ViaWest Building Massive Oregon Data Center

Facility, built using ViaWest's latest-generation design, will nearly triple the size of its footprint in the Hillsboro market

Jason Verge

February 11, 2015

4 Min Read
ViaWest Building Massive Oregon Data Center
A ViaWest data hall inside the company’s Las Vegas, data center (Photo: ViaWest)

ViaWest is building a third data center in Oregon that will almost triple the size of its colocation footprint in the state. A healthy sales pipeline from both Oregon and California has the company building big.

ViaWest currently has around 50,000 square feet of sellable space in the area. The new facility, when fully built, will add close to 140,000 square feet of colocation space within a 210,000-square-foot building. In addition to being a much larger facility, the Hillsboro, Oregon, data center will feature the company’s latest design refinements for high quality and reliability.

“We build in different generations of data centers, and this data center will be our fourth 'Generation 4' data center,” said Dave Leonard, ViaWest's chief data center officer. The other three are in Las Vegas, Minnesota, and Denver.

In the latest generation, the topology of the electrical system is more fault tolerant and the data center is configured in a way that is much more reliable. The company uses what it calls “Super-CRAH” units, which feature a patent-pending cooling technology it initially invented for the Lone Mountain data center in Las Vegas. “They are tuned to use free cooling, and each is tuned to the market it's in,” said Leonard. Different location means different environment and different tuning.

The units are individually, rather than centrally, controlled, which makes them more reliable,according to Leonard.

Another refinement in ‘Gen 4’ is a phased approach to construction. ViaWest has made it easier to add capacity along the way, as opposed to building the facility all at once.

ViaWest continues to expand under its parent Shaw Communications, which acquired it for $1.2 billion last July as a keystone of its data center business. ViaWest has accelerated its expansion, making a bigger commitment with a much bigger facility in Oregon.

“We’re very confident because the sales pipeline from Oregon and California is huge,” said Leonard.

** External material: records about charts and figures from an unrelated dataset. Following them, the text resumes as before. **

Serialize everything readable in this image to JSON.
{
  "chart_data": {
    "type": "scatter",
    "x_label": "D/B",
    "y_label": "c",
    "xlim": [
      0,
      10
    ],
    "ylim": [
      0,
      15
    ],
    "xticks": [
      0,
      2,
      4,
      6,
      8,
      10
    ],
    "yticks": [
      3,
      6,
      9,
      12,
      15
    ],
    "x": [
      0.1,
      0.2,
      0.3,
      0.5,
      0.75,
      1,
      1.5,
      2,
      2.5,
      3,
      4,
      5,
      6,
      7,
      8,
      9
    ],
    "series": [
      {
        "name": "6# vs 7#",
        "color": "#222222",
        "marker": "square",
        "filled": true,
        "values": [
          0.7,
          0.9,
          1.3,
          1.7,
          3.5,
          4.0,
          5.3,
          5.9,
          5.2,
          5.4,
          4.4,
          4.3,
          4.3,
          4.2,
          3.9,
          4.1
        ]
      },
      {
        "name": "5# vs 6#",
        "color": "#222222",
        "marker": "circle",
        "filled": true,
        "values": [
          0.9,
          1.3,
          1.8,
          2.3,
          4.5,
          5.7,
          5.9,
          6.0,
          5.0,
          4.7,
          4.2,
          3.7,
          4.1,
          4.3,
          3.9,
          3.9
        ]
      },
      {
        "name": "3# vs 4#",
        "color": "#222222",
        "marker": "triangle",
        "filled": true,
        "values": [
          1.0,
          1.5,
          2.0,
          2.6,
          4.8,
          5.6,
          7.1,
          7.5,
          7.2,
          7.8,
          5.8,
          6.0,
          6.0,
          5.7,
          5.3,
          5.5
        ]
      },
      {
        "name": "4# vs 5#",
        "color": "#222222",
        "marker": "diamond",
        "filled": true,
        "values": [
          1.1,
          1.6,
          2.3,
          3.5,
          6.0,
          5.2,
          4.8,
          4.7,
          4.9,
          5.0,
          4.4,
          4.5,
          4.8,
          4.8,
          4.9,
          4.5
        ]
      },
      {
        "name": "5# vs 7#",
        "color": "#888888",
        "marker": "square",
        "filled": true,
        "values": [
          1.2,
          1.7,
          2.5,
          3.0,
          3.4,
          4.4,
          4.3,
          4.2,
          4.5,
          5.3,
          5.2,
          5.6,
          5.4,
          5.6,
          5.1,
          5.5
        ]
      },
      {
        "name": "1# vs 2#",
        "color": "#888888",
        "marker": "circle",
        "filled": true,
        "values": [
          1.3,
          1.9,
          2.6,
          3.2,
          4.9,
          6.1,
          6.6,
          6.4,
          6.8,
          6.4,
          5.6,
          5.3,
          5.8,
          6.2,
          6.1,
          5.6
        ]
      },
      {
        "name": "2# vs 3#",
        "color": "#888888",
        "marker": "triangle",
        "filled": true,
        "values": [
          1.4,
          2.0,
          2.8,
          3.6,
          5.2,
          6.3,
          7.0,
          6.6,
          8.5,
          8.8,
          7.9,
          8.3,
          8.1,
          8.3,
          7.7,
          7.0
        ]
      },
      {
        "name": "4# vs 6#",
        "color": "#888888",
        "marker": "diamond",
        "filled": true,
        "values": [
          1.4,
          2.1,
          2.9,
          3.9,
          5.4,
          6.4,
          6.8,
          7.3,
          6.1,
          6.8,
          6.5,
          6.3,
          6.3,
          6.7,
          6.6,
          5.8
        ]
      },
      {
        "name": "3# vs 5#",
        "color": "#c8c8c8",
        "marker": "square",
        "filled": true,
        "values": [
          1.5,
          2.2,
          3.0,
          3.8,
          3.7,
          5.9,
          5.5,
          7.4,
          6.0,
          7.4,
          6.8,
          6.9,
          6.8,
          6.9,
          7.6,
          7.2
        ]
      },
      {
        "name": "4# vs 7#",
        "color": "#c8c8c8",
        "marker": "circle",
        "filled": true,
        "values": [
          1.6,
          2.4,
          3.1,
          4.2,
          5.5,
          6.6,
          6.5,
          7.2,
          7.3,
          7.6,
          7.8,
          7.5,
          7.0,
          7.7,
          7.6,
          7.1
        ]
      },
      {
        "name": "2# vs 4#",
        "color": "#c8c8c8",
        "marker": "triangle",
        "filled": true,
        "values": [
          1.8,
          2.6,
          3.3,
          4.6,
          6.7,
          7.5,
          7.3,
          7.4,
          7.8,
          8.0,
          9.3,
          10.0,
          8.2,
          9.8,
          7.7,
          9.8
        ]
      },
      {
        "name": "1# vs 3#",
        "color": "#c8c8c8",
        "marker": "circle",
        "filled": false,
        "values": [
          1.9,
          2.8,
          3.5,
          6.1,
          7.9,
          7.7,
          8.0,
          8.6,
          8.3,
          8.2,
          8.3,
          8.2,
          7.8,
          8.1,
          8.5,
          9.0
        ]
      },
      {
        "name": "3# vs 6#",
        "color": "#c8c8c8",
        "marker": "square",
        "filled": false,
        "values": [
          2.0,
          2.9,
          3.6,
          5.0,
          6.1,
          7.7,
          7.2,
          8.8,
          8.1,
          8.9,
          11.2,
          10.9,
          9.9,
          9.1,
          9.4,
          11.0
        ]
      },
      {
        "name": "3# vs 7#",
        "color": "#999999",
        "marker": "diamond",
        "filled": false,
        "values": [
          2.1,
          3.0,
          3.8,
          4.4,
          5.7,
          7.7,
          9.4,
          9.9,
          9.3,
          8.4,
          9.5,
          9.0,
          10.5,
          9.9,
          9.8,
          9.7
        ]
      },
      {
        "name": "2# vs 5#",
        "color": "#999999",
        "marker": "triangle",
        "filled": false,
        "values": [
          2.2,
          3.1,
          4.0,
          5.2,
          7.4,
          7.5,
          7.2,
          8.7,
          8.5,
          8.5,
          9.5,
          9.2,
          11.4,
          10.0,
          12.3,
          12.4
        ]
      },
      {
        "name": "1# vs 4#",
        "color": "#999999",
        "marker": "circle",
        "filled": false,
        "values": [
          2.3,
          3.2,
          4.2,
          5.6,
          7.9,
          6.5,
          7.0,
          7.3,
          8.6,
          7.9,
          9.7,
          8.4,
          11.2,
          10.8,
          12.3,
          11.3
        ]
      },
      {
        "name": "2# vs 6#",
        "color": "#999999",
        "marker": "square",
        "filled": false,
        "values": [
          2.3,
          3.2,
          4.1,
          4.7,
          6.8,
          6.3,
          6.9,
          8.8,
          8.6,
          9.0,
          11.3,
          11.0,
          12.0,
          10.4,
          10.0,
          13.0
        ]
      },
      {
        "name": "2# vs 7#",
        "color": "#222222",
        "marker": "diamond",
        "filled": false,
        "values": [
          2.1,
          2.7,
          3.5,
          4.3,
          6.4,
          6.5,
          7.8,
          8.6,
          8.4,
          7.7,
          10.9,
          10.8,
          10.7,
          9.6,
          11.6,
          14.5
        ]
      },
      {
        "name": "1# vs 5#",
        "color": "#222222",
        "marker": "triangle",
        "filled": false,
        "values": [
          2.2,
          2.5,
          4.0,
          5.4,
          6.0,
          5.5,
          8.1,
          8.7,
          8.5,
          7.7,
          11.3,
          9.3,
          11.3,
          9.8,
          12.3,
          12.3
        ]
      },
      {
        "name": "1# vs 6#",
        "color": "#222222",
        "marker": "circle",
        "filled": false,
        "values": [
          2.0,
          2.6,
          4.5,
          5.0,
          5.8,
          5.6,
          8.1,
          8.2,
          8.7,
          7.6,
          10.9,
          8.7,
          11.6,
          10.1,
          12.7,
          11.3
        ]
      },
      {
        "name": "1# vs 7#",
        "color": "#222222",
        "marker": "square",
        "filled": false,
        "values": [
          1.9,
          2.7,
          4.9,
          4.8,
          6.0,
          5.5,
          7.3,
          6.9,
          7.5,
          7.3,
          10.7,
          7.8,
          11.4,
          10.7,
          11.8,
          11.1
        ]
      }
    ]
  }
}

While ViaWest will employ around twenty people, the area will benefit from the number of jobs that retail colocation facilities indirectly create.

Many out-of-state companies that initially take colocation in Oregon develop a local office or presence to be close to their servers, Leonard explained. The types of customers that use retail colocation are very often high-touch and hands-on, desiring to be close to the servers.

“There’s an indirect pull-through,” he said. “We have quite a few customers that came to the area for colocation and now have substantial presence."

Shaw and ViaWest have been a great fit so far, Leonard said. “We fill such a specific need for Shaw: we expand their growth capability into data [center] market, and they fill a need for us with permanent capital financing to support growth. Culturally, the two companies fit together like hand and glove.”

Market Booming Despite 'Brand Tax'

Oregon’s data center scene is booming, and many businesses in California are interested in Oregon colocation. Oregon has lower taxes, more business-friendly regulations, and relatively low-cost power, as well as much lower earthquake risk than high-risk regions like the San Francisco Bay Area.

As the ViaWest project illustrates, growth has not been deterred by a controversial tax issue. While the state has a very favorable tax structure, a central assessment tax that weighs in brand value is currently being reevaluated by legislators. The tax applies to large telecommunications companies but hasn’t applied to data centers.

However, the uncertainty that it could possibly apply to others is causing some concern among bigger brands and multi-nationals like Amazon and Google. It caused Amazon to temporarily halt construction of its fifth data center in the state until the issue gets resolved.

The Hillsboro area is known as Silicon Forest, due to a high concentration of technology companies. There are massive data centers by Amazon, Google, Facebook, and Apple. Other tech giants, including Intel, HP, IBM, Salesforce, Oracle, and Autodesk, have presence there as well.

Other recent data center projects in Hillsboro include construction by Comcast and T5 Data Centers. T5 is constructing a two-building campus in Hillboro, one of them pre-leased to an undisclosed Fortune 100 company. T5 recently secured $55.5 million in credit for expansion.

Recently created national provider Infomart Data Centers is also present in Hillsboro.

There are submarine cable landing stations in six towns along the coast, one of which is Hillsboro, according to TeleGeography. Cables that land there offer direct connectivity to countries in the Asia Pacific region, Alaska, Northern California, and Southern California.